1. Structure-function analyses of ACAT1 in vitro and in vivo.
Acyl-coenzyme A:cholesterol acyltransferase (ACAT) is an integral membrane protein located in the endoplasmic reticulum. It catalyzes the formation of cholesteryl esters from cholesterol and long-chain fatty acyl coenzyme A. This enzyme plays important roles in cellular cholesterol homeostasis and in atherosclerosis. It is a pharmaceutical target for therapeutic intervention of hyperlipidemia and atherosclerosis. The first gene encoding the enzyme, designated as ACAT1, was identified in this laboratory. We have expressed ACAT1 as a recombinant protein in mammalian cells and have purified it to homogeneity. We are currently taking biochemical and biophysical approaches to identify the enzymeís active and regulatory sites, and to determine the mechanisms of action of various ACAT inhibitors. Recent evidence has shown that ACAT1 is also a drug target for treating neurodegenerative diseases including Alzheimer's disease, which is a major neurodegenerative disease in the developed countries. We are currently taking mouse genetic and cell biological approaches to determine the pathophysiological role of ACAT1 in multiple human diseases including Alzheimer's disease, atherosclerosis, and diet-induced obesity.
2. To delineate various intracellular cholesterol trafficking steps.
The process of intracellular cholesterol trafficking is involved in many physiological events, including lipoprotein synthesis and secretion, steroidogenesis, cholesterol accumulation in macrophages, and synthesis and maintenance of neuronal cell membranes.

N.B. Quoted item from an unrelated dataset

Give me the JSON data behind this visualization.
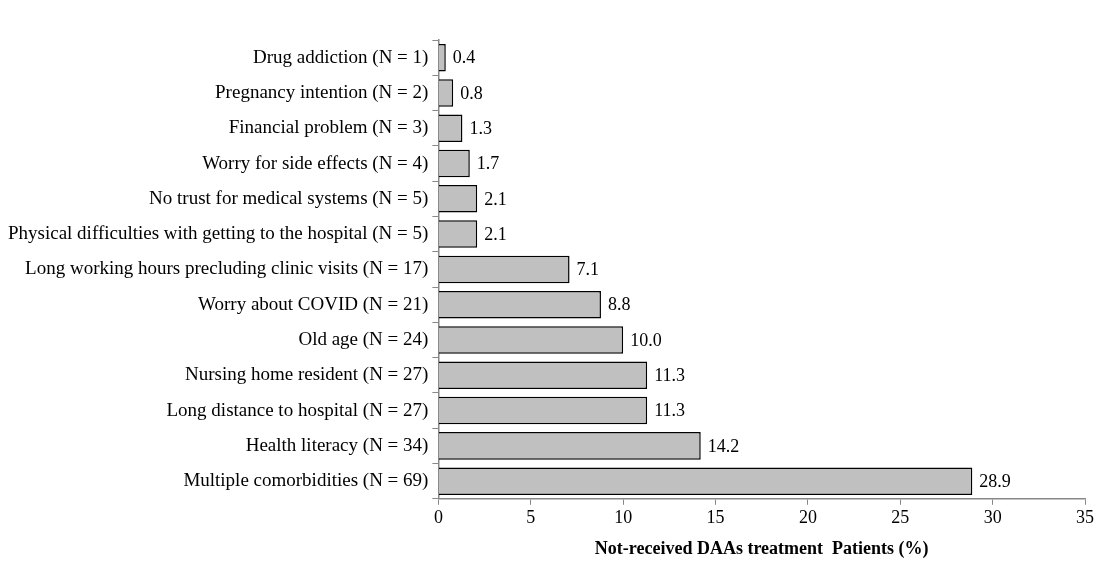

Abnormalities in these events often lead to diseases in animals and humans. A clear example is the Niemann-Pick type C1 disease. Patients who carry the homozygous form of NPC1 rarely live beyond their teenage years. In mammalian cells, low density lipoprotein (LDL) binds to its receptor, internalizes and enters the endosomes/lysosomes for hydrolysis of the lipid cargo cholesteryl esters. In fibroblast cells isolated from NPC1 patients, it has been shown that cholesterol derived from LDL cannot be delivered to various destinations; instead, it accumulates intracellularly. Using CHO cells mutated at the NPC1 locus and other loci as tools, we are studying the intracellular cholesterol trafficking in CHO cells and in other cell types, with the goal of delineating each discrete step at the molecular level.